23. Limitation of Liability
In no event shall seal be responsible or liable for any consequential, indirect, incidental, special, exemplary, punitive or enhanced damages, lost profits or revenues or diminution in value, arising out of or relating to any breach of any provision of this agreement, regardless of (a) whether such damages were foreseeable, (b) whether or not seal was advised of the possibility of such damages and (c) the legal or equitable theory (contract, tort or otherwise) upon which the claim is based, and notwithstanding the failure of any agreed or other remedy of its essential purpose. In no event shall seal’s aggregate liability under this agreement exceed the total of the amounts paid to seal hereunder.
24. Force Majeure
SEAL shall not be liable or responsible to Customer, nor be deemed to have defaulted or breached this Agreement, for any failure or delay in fulfilling or performing any term of this Agreement when and to the extent such failure or delay is caused by or results from acts or circumstances beyond the reasonable control of SEAL including, without limitation, acts of God, flood, fire, earthquake, explosion, governmental actions, war, invasion or hostilities (whether war is declared or not), terrorist threats or acts, riot, or other civil unrest, national emergency, revolution, insurrection, epidemic, lockouts, strikes or other labor disputes (whether or not relating to either party’s workforce), or restraints or delays affecting carriers or inability or delay in obtaining supplies of adequate or suitable materials, materials or telecommunication breakdown or power outage.

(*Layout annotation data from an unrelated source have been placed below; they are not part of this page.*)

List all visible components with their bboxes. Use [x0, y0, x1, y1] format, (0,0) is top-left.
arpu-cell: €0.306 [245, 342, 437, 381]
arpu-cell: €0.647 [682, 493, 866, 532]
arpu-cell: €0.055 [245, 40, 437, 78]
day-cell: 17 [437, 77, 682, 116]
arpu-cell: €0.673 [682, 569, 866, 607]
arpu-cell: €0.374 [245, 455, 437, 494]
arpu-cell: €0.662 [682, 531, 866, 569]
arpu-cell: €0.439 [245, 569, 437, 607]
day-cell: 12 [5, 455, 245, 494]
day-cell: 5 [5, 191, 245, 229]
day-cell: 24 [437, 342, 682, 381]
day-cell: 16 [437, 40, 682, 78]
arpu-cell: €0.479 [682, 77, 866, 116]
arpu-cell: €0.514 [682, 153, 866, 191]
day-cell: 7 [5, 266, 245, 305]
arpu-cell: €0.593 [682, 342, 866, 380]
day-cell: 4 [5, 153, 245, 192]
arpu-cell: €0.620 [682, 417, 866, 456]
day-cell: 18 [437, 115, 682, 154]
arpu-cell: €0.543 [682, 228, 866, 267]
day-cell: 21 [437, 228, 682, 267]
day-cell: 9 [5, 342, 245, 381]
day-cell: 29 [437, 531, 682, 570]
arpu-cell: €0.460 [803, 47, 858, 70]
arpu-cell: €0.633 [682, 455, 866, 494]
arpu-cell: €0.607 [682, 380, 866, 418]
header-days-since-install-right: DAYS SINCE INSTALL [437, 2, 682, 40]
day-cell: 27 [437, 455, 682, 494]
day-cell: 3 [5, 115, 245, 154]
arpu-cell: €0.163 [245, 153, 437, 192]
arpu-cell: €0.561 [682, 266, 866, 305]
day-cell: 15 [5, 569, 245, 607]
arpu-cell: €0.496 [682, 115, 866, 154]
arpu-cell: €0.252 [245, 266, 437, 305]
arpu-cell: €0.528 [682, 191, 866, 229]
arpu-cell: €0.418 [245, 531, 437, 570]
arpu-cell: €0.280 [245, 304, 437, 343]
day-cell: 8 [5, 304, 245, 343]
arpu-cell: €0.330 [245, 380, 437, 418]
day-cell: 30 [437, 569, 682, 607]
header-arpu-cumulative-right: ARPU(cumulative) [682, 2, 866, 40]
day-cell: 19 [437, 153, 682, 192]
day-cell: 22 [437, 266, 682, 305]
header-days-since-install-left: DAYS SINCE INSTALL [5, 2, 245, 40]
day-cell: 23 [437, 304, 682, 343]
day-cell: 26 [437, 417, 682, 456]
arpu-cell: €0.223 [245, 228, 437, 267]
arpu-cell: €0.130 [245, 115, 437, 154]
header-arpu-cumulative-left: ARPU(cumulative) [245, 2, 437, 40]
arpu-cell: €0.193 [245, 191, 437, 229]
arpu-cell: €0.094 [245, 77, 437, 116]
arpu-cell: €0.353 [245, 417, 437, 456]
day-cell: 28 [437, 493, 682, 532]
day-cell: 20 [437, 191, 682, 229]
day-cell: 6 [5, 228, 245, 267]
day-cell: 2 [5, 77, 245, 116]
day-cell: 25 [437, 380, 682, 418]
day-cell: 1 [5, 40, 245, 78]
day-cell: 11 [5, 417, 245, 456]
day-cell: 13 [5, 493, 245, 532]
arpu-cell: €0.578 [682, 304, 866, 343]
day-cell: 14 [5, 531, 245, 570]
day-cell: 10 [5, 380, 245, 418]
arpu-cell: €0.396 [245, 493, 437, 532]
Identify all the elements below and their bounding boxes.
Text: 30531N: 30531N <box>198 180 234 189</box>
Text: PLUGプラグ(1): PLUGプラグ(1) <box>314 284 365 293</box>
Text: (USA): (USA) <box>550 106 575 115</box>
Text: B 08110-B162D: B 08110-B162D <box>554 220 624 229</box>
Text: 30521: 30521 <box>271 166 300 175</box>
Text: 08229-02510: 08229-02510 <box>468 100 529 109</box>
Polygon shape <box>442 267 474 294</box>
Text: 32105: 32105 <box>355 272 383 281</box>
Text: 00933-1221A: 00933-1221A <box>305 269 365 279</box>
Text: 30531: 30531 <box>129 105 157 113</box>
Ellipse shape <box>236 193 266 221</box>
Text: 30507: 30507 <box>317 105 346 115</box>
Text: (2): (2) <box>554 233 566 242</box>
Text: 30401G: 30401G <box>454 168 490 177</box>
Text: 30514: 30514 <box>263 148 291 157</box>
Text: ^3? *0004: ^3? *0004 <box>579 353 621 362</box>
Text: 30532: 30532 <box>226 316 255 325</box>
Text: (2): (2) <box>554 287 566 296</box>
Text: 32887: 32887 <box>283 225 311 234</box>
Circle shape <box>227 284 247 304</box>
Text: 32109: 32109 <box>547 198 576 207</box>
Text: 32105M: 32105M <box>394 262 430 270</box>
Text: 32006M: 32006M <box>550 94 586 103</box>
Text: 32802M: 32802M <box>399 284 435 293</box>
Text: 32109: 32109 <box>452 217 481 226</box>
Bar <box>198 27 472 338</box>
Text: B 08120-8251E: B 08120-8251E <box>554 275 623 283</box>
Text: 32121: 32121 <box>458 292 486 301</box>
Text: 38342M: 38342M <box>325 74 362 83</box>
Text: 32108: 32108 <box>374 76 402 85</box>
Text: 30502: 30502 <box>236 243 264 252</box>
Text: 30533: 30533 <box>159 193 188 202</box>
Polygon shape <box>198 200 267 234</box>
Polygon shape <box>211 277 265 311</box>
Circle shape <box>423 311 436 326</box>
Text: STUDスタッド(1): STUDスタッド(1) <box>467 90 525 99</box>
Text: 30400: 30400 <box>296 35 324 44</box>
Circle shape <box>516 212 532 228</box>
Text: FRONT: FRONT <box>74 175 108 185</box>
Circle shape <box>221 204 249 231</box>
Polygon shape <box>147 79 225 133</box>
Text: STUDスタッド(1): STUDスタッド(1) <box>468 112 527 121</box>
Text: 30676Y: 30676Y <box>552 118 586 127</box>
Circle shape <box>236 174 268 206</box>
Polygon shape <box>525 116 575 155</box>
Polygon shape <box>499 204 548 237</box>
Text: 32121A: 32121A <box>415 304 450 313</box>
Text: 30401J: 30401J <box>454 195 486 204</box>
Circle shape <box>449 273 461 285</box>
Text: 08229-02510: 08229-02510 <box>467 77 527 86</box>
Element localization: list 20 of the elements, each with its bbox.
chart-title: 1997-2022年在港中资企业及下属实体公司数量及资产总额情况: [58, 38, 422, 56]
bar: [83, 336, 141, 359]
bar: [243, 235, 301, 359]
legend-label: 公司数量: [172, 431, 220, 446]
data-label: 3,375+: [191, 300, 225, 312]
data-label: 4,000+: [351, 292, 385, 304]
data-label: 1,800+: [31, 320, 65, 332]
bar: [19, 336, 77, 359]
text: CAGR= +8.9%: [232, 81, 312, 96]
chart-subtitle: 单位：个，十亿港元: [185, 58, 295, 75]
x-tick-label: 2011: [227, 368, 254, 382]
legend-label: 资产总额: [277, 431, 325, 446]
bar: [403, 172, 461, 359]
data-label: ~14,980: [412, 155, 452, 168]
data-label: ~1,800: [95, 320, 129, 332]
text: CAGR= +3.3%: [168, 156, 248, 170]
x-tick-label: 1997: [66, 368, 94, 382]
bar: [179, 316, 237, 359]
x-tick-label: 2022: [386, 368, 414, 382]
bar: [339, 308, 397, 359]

This Agreement may be executed in counterparts, each of which is deemed an original, but all of which together are deemed to be one and the same agreement. Notwithstanding anything to the contrary in Section 15, a signed copy of this Agreement delivered by facsimile, email or other means of electronic transmission is deemed to have the same legal effect as delivery of an original signed copy of this Agreement.
Headings in this Agreement are for convenience of reference only, and are not to be used in any interpretation of the agreement between the parties.